Northern Transportation Co. v. Davis

282 F. 209 | 2d Cir. | 1922

HOUGH, Circuit Judge,

(after stating the facts as above). Maersk’s pleading ascribes collision to conditions not supported by evidence, and on the evidence produced on her own behalf the steamer is condemned. By pleading, the Maersk put Wyoming, when first seen, “abaft her beam” and “off her starboard quarter”; thus apparently invoking the overtaking rule. The proof wholly fails to justify, either the assertion or inference.

We find that Maersk, heavily laden, arrived at Quarantine about 8 a. m., intending to anchor on Red Hook flats. After passing through the gap in the Narrows net, the steamer had still to be inspected by the customs; and to keep out of the way of a somewhat disabled ship, which was coming through the gap, the local pilot in charge of Maersk starboarded his helm and slowly went ahead. He only turned to port because, as he testified, it is “customary to turn a ship toward the wind.” The Maersk seems to us to have been “killing time,” while waiting for the customs cutter to appear.

To the northward of Maersk and southward of Wyoming’s anchorage lay the steamship Mitre, anchored, light, ánd very high out of the water, heading toward Staten Island, and lying (as her pilot says) “east and west.” Maersk’s starboard helm brought her along Mitre’s southerly side, close to the latter vessel, which obscured Maersk’s hull from observers to the northward. Near the Staten Island shore was another anchored vessel, and between that vessel and Mitre there was a passageway or channel about 700 feet wide, down which Wyoming, with her barges straight behind her, laid a course.

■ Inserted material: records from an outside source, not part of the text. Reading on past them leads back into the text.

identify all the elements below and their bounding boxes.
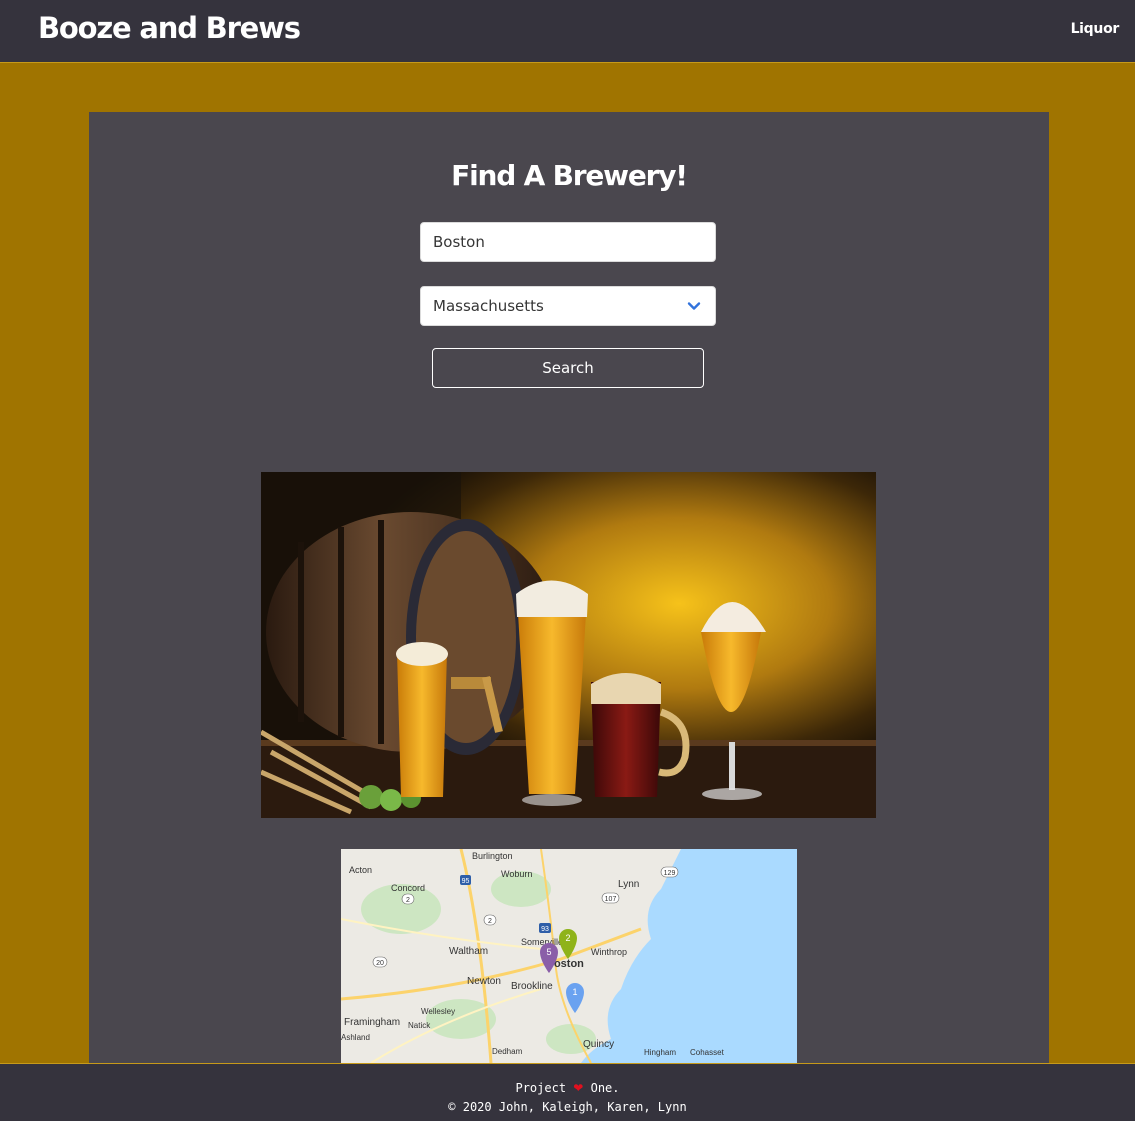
svg-text:5: 5 [546, 947, 551, 957]
map-label-concord: Concord [391, 883, 425, 893]
map-label-wellesley: Wellesley [421, 1007, 455, 1016]
map-label-cohasset: Cohasset [690, 1048, 725, 1057]
svg-text:1: 1 [572, 987, 577, 997]
hero-beer-image [261, 472, 876, 818]
highway-shield-2a: 2 [401, 893, 415, 905]
map-label-somerville: Somerville [521, 937, 563, 947]
footer-copyright: © 2020 John, Kaleigh, Karen, Lynn [448, 1100, 687, 1114]
map-label-natick: Natick [408, 1021, 431, 1030]
map-label-quincy: Quincy [583, 1039, 614, 1050]
svg-text:2: 2 [406, 897, 410, 904]
page-title: Find A Brewery! [451, 159, 688, 192]
search-button[interactable]: Search [432, 348, 704, 388]
map-label-brookline: Brookline [511, 981, 553, 992]
svg-text:107: 107 [605, 896, 617, 903]
footer-tagline: Project ❤ One. [0, 1081, 1135, 1095]
map-label-winthrop: Winthrop [591, 947, 627, 957]
state-select[interactable]: Massachusetts [420, 286, 716, 326]
svg-text:93: 93 [541, 926, 549, 933]
map-label-dedham: Dedham [492, 1047, 523, 1056]
highway-shield-20: 20 [372, 956, 388, 968]
map-label-framingham: Framingham [344, 1017, 400, 1028]
svg-text:95: 95 [462, 878, 470, 885]
map-label-hingham: Hingham [644, 1048, 676, 1057]
main-panel: Find A Brewery! Boston Massachusetts Sea… [89, 112, 1049, 1063]
svg-text:129: 129 [664, 870, 676, 877]
highway-shield-95: 95 [460, 875, 471, 885]
highway-shield-2b: 2 [483, 914, 497, 926]
svg-text:20: 20 [376, 960, 384, 967]
map-label-newton: Newton [467, 976, 501, 987]
map-label-woburn: Woburn [501, 869, 532, 879]
svg-text:2: 2 [565, 933, 570, 943]
map-label-lynn: Lynn [618, 879, 639, 890]
svg-text:2: 2 [488, 918, 492, 925]
city-input[interactable]: Boston [420, 222, 716, 262]
heart-icon: ❤ [573, 1081, 584, 1095]
map-label-waltham: Waltham [449, 946, 488, 957]
nav-link-liquor[interactable]: Liquor [1071, 21, 1120, 37]
map-label-acton: Acton [349, 865, 372, 875]
brand-logo[interactable]: Booze and Brews [38, 11, 301, 45]
highway-shield-93: 93 [539, 923, 551, 933]
footer-one-text: One. [590, 1081, 620, 1095]
brewery-map[interactable]: Burlington Acton Concord Woburn Lynn Wal… [341, 849, 797, 1063]
footer-project-text: Project [515, 1081, 567, 1095]
map-label-ashland: Ashland [341, 1033, 370, 1042]
highway-shield-129: 129 [660, 866, 679, 878]
footer: Project ❤ One. © 2020 John, Kaleigh, Kar… [0, 1063, 1135, 1121]
map-label-burlington: Burlington [472, 851, 513, 861]
chevron-down-icon [687, 302, 701, 310]
navbar: Booze and Brews Liquor [0, 0, 1135, 63]
state-select-value: Massachusetts [433, 297, 544, 315]
highway-shield-107: 107 [601, 892, 620, 904]
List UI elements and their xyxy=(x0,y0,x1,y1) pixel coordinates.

No one on the tug could see Maersk’s hull until either the latter passed out beyond Mitre, or Wyoming got far enough to the south to see along Mitre’s southerly side; but Maersk’s masts were seen moving over Mitre’s hull. The Maersk had no lookout forward, and the first to see Wyoming were the men on steamer’s bridge. The testimony from the steamer’s bridge is that when Wyoming was first seen she was “about 500 or 600 feet” distant. She would have been seen sooner, had there been a lookout stationed forward, and materially sooner, because the Maersk was proceeding very slowly. It is plain that, if the navigation rules applied to this situation, the vessels were on crossing courses and Wyoming was the privileged vessel.

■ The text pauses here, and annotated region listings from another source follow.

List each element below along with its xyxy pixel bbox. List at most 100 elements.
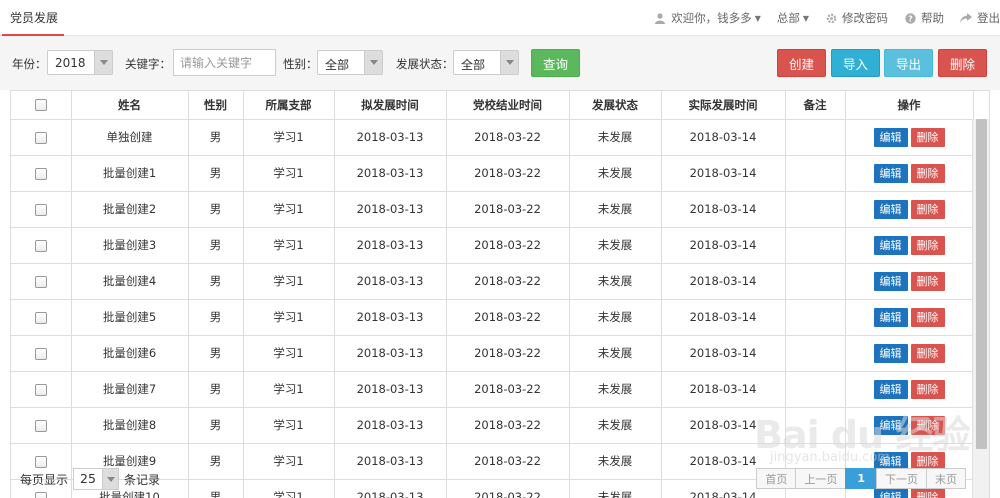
row-delete-button[interactable]: 删除 <box>910 415 945 435</box>
cell-planned: 2018-03-13 <box>333 478 447 498</box>
cell-note <box>784 190 846 228</box>
gear-icon <box>825 12 837 24</box>
edit-button[interactable]: 编辑 <box>873 379 908 399</box>
checkbox[interactable] <box>34 347 47 360</box>
page-size-select[interactable]: 25 <box>73 468 120 490</box>
scrollbar-thumb[interactable] <box>976 119 987 449</box>
column-header: 实际发展时间 <box>660 91 786 120</box>
header-select-all[interactable] <box>11 91 72 120</box>
page-size-control: 每页显示 25 条记录 <box>20 468 160 490</box>
row-delete-button[interactable]: 删除 <box>910 379 945 399</box>
cell-planned: 2018-03-13 <box>333 442 447 480</box>
cell-gender: 男 <box>187 370 244 408</box>
dept-menu[interactable]: 总部 ▼ <box>777 10 809 26</box>
checkbox[interactable] <box>34 491 47 498</box>
import-button[interactable]: 导入 <box>831 49 880 77</box>
checkbox[interactable] <box>34 239 47 252</box>
cell-status: 未发展 <box>568 334 662 372</box>
edit-button[interactable]: 编辑 <box>873 163 908 183</box>
delete-button[interactable]: 删除 <box>938 49 987 77</box>
first-page-button[interactable]: 首页 <box>756 468 797 489</box>
edit-button[interactable]: 编辑 <box>873 343 908 363</box>
tab-party-development[interactable]: 党员发展 <box>0 0 68 36</box>
prev-page-button[interactable]: 上一页 <box>795 468 847 489</box>
checkbox[interactable] <box>34 275 47 288</box>
keyword-input[interactable] <box>173 49 276 76</box>
row-select-cell[interactable] <box>11 298 72 336</box>
user-menu[interactable]: 欢迎你，钱多多 ▼ <box>654 10 761 26</box>
cell-status: 未发展 <box>568 298 662 336</box>
row-select-cell[interactable] <box>11 262 72 300</box>
checkbox[interactable] <box>34 383 47 396</box>
row-delete-button[interactable]: 删除 <box>910 343 945 363</box>
logout-text: 登出 <box>977 11 1000 25</box>
change-password-link[interactable]: 修改密码 <box>825 10 888 26</box>
table-row: 批量创建4 男学习1 2018-03-13 2018-03-22 未发展 2018-03-… <box>11 262 974 300</box>
row-delete-button[interactable]: 删除 <box>910 235 945 255</box>
checkbox[interactable] <box>34 167 47 180</box>
edit-button[interactable]: 编辑 <box>873 307 908 327</box>
row-select-cell[interactable] <box>11 118 72 156</box>
cell-grad: 2018-03-22 <box>445 226 570 264</box>
next-page-button[interactable]: 下一页 <box>876 468 927 489</box>
checkbox[interactable] <box>34 203 47 216</box>
chevron-down-icon <box>364 51 382 74</box>
row-select-cell[interactable] <box>11 334 72 372</box>
current-page-button[interactable]: 1 <box>845 468 877 489</box>
table-row: 批量创建8 男学习1 2018-03-13 2018-03-22 未发展 2018-03-… <box>11 406 974 444</box>
checkbox[interactable] <box>34 419 47 432</box>
cell-name: 批量创建1 <box>70 154 189 192</box>
logout-link[interactable]: 登出 <box>960 10 1000 26</box>
cell-actual: 2018-03-14 <box>660 298 786 336</box>
query-button[interactable]: 查询 <box>531 49 580 77</box>
export-button[interactable]: 导出 <box>884 49 933 77</box>
cell-grad: 2018-03-22 <box>445 334 570 372</box>
checkbox[interactable] <box>34 131 47 144</box>
row-actions: 编辑 删除 <box>844 154 974 192</box>
gender-select[interactable]: 全部 <box>317 50 383 75</box>
row-delete-button[interactable]: 删除 <box>910 163 945 183</box>
row-select-cell[interactable] <box>11 226 72 264</box>
cell-grad: 2018-03-22 <box>445 154 570 192</box>
status-select[interactable]: 全部 <box>453 50 519 75</box>
cell-branch: 学习1 <box>242 334 335 372</box>
column-header: 性别 <box>187 91 244 120</box>
edit-button[interactable]: 编辑 <box>873 415 908 435</box>
table-row: 批量创建1 男学习1 2018-03-13 2018-03-22 未发展 2018-03-… <box>11 154 974 192</box>
cell-note <box>784 298 846 336</box>
cell-gender: 男 <box>187 478 244 498</box>
edit-button[interactable]: 编辑 <box>873 127 908 147</box>
row-select-cell[interactable] <box>11 406 72 444</box>
cell-status: 未发展 <box>568 478 662 498</box>
cell-actual: 2018-03-14 <box>660 262 786 300</box>
cell-grad: 2018-03-22 <box>445 190 570 228</box>
cell-branch: 学习1 <box>242 118 335 156</box>
gender-select-value: 全部 <box>325 58 350 72</box>
row-delete-button[interactable]: 删除 <box>910 199 945 219</box>
cell-name: 批量创建4 <box>70 262 189 300</box>
row-delete-button[interactable]: 删除 <box>910 127 945 147</box>
row-actions: 编辑 删除 <box>844 118 974 156</box>
vertical-scrollbar[interactable] <box>972 119 989 498</box>
row-select-cell[interactable] <box>11 190 72 228</box>
row-select-cell[interactable] <box>11 154 72 192</box>
checkbox[interactable] <box>34 99 47 112</box>
year-select[interactable]: 2018 <box>47 50 113 75</box>
row-delete-button[interactable]: 删除 <box>910 307 945 327</box>
edit-button[interactable]: 编辑 <box>873 235 908 255</box>
caret-down-icon: ▼ <box>802 13 809 23</box>
cell-planned: 2018-03-13 <box>333 226 447 264</box>
checkbox[interactable] <box>34 455 47 468</box>
change-password-text: 修改密码 <box>842 11 888 25</box>
row-select-cell[interactable] <box>11 370 72 408</box>
last-page-button[interactable]: 末页 <box>926 468 966 489</box>
create-button[interactable]: 创建 <box>777 49 826 77</box>
edit-button[interactable]: 编辑 <box>873 271 908 291</box>
cell-note <box>784 226 846 264</box>
checkbox[interactable] <box>34 311 47 324</box>
cell-note <box>784 406 846 444</box>
row-delete-button[interactable]: 删除 <box>910 271 945 291</box>
edit-button[interactable]: 编辑 <box>873 199 908 219</box>
cell-name: 批量创建5 <box>70 298 189 336</box>
help-link[interactable]: ? 帮助 <box>904 10 944 26</box>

In this situation Maersk blew, two whistles and Wyoming one. There is uncertainty as to how well the whistles were heard, but that is immaterial. The situation was plain, and the fact that Maersk did blow two whistles is evidence that the pilot recognized the burden upon his ship. The engine log of the Maersk shows:

*211■“9:50 a. m. Slow ahead. 9:52. Half speed. 9:55. Stop. 9:58. Slow, and then half speed. 10:04. Pull speed astern, and once more full speed astern.”

Collision happened at 10:05, and the engine log does not pretend to record fractions of a minute. Wyoming, having blown one whistle, kept to the starboard side of the opening between the Mitre and the other anchored vessel, and passed as cióse, to the latter as safety permitted; while Maersk, continuing under her starboard helm, changed her course sufficiently to produce a blow by the bluff of her own bow, instead of a collision at nearly' right angles.

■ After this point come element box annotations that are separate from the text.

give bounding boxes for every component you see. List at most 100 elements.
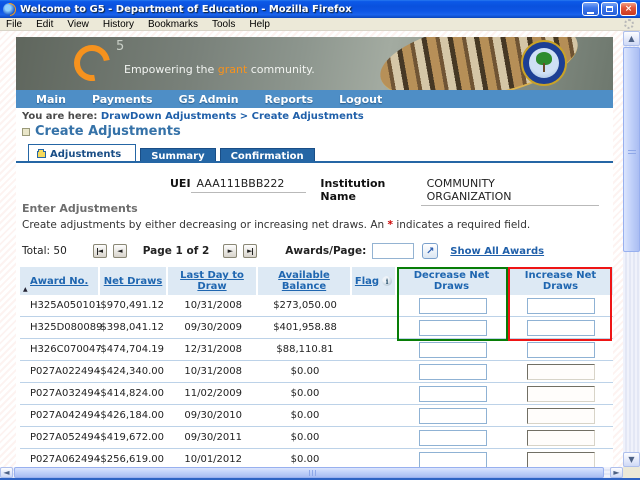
scrollbar-corner [623,467,640,478]
header-last-day[interactable]: Last Day to Draw [168,267,258,295]
decrease-input[interactable] [419,364,487,380]
header-decrease-net-draws: Decrease Net Draws [397,267,508,295]
increase-input[interactable] [527,364,595,380]
decrease-input[interactable] [419,298,487,314]
institution-name-label: Institution Name [320,177,420,203]
header-flag[interactable]: Flagi [352,267,397,295]
browser-viewport: 5 Empowering the grant community. Main P… [0,31,623,467]
restore-button[interactable] [601,2,618,16]
menu-tools[interactable]: Tools [212,19,235,30]
last-day-cell: 10/31/2008 [168,300,258,311]
available-balance-cell: $401,958.88 [258,322,352,333]
section-heading: Enter Adjustments [22,202,138,215]
scroll-down-arrow[interactable]: ▼ [623,452,640,467]
last-day-cell: 12/31/2008 [168,344,258,355]
available-balance-cell: $0.00 [258,388,352,399]
close-button[interactable]: × [620,2,637,16]
nav-reports[interactable]: Reports [265,93,314,106]
header-available-balance[interactable]: Available Balance [258,267,352,295]
increase-input[interactable] [527,298,595,314]
available-balance-cell: $273,050.00 [258,300,352,311]
last-day-cell: 10/01/2012 [168,454,258,465]
decrease-input[interactable] [419,430,487,446]
decrease-input[interactable] [419,408,487,424]
increase-input[interactable] [527,452,595,468]
tab-icon [37,151,46,158]
window-controls: × [582,2,637,16]
nav-payments[interactable]: Payments [92,93,153,106]
last-page-button[interactable]: ► [243,244,257,258]
table-header-row: ▲Award No. Net Draws Last Day to Draw Av… [20,267,613,295]
firefox-window: Welcome to G5 - Department of Education … [0,0,640,480]
last-day-cell: 11/02/2009 [168,388,258,399]
increase-input[interactable] [527,342,595,358]
header-net-draws[interactable]: Net Draws [100,267,168,295]
breadcrumb: You are here: DrawDown Adjustments > Cre… [22,111,364,122]
award-no-cell: P027A052494 [20,432,100,443]
show-all-awards-link[interactable]: Show All Awards [450,246,544,257]
increase-input[interactable] [527,408,595,424]
dept-of-education-seal-icon [521,40,567,86]
increase-input[interactable] [527,386,595,402]
nav-g5-admin[interactable]: G5 Admin [179,93,239,106]
g5-banner: 5 Empowering the grant community. [16,37,613,90]
menu-history[interactable]: History [103,19,134,30]
decrease-input[interactable] [419,320,487,336]
go-button[interactable]: ↗ [422,243,438,259]
scroll-left-arrow[interactable]: ◄ [0,467,13,478]
table-row: H325A050101 -$970,491.12 10/31/2008 $273… [20,295,613,317]
net-draws-cell: -$424,340.00 [100,366,168,377]
uei-value: AAA111BBB222 [191,177,307,193]
awards-per-page-input[interactable] [372,243,414,259]
net-draws-cell: -$256,619.00 [100,454,168,465]
available-balance-cell: $0.00 [258,432,352,443]
menu-file[interactable]: File [6,19,22,30]
scroll-up-arrow[interactable]: ▲ [623,31,640,46]
uei-label: UEI [170,177,191,190]
table-row: P027A052494 -$419,672.00 09/30/2011 $0.0… [20,427,613,449]
nav-main[interactable]: Main [36,93,66,106]
page-indicator: Page 1 of 2 [143,245,210,257]
horizontal-scrollbar[interactable]: ◄ ► [0,467,623,478]
increase-input[interactable] [527,430,595,446]
decrease-input[interactable] [419,452,487,468]
menu-edit[interactable]: Edit [36,19,53,30]
page-content: 5 Empowering the grant community. Main P… [16,37,613,467]
decrease-input[interactable] [419,342,487,358]
main-navigation: Main Payments G5 Admin Reports Logout [16,90,613,108]
sort-asc-icon: ▲ [23,286,28,293]
throbber-icon [624,19,634,29]
header-award-no[interactable]: ▲Award No. [20,267,100,295]
pagination-bar: Total: 50 ◄ ◄ Page 1 of 2 ► ► Awards/Pag… [22,242,619,260]
menu-bookmarks[interactable]: Bookmarks [148,19,198,30]
tab-underline [16,161,613,163]
available-balance-cell: $88,110.81 [258,344,352,355]
vertical-scroll-thumb[interactable] [623,47,640,252]
horizontal-scroll-thumb[interactable] [14,467,604,478]
next-page-button[interactable]: ► [223,244,237,258]
awards-per-page-label: Awards/Page: [285,245,366,257]
firefox-icon [3,3,16,16]
net-draws-cell: -$414,824.00 [100,388,168,399]
info-icon[interactable]: i [382,276,392,286]
award-no-cell: H325D080089 [20,322,100,333]
g5-logo-icon [67,38,117,88]
menu-view[interactable]: View [67,19,89,30]
nav-logout[interactable]: Logout [339,93,382,106]
minimize-button[interactable] [582,2,599,16]
previous-page-button[interactable]: ◄ [113,244,127,258]
menu-help[interactable]: Help [249,19,270,30]
award-no-cell: H325A050101 [20,300,100,311]
vertical-scrollbar[interactable]: ▲ ▼ [623,31,640,467]
instruction-text: Create adjustments by either decreasing … [22,219,530,231]
scroll-right-arrow[interactable]: ► [610,467,623,478]
adjustments-table: ▲Award No. Net Draws Last Day to Draw Av… [20,267,613,467]
decrease-input[interactable] [419,386,487,402]
award-no-cell: H326C070047 [20,344,100,355]
first-page-button[interactable]: ◄ [93,244,107,258]
increase-input[interactable] [527,320,595,336]
last-day-cell: 10/31/2008 [168,366,258,377]
table-body: H325A050101 -$970,491.12 10/31/2008 $273… [20,295,613,467]
total-count: Total: 50 [22,245,67,257]
table-row: P027A022494 -$424,340.00 10/31/2008 $0.0… [20,361,613,383]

These facts put Maersk in fault under any view of the case. The only question is whether Wyoming committed any error. There are but two faults that can be suggested: (1) That the case is one of

special circumstances; (2) it was a fault not to take the shortest path out of anchorage ground.

As to the first point, the general rule is that the steering and sailing regulations apply; special circumstances are the exception. In this case the Wyoming was laying a course, and, if the Maersk was not, it was her own fault, for there was nothing to prevent her so doing.

As to the second point, it is undoubted that all vessels must navigate with extreme care on anchorage ground. The Aller, 73 Fed. 875, 20 C. C. A. 79; The Riehl (D. C.) 241 Fed. 285. This duty was as incumbent on the Maersk as on the Wyoming; but it is not unlawful per se to go upon anchorage ground without the intent of anchoring, or to navigate across such ground. In the present instance Wyoming was obliged to choose (since she started on anchorage ground) between going eastwardly into the Main Ship Channel and going southerly a somewhat longer distance into the same channel. Her evidence is clear that, owing to the crowded condition of the anchorage and much shipping even in the channel, the best course was to go south through the lane to the westward of Mitre above described. It was navigation through very crowded waters at best. We think her choice was well made and her navigation careful.

The decrees below are modified, so as to place entire liability upon the Maersk. One bill of costs in this court to the Wyoming.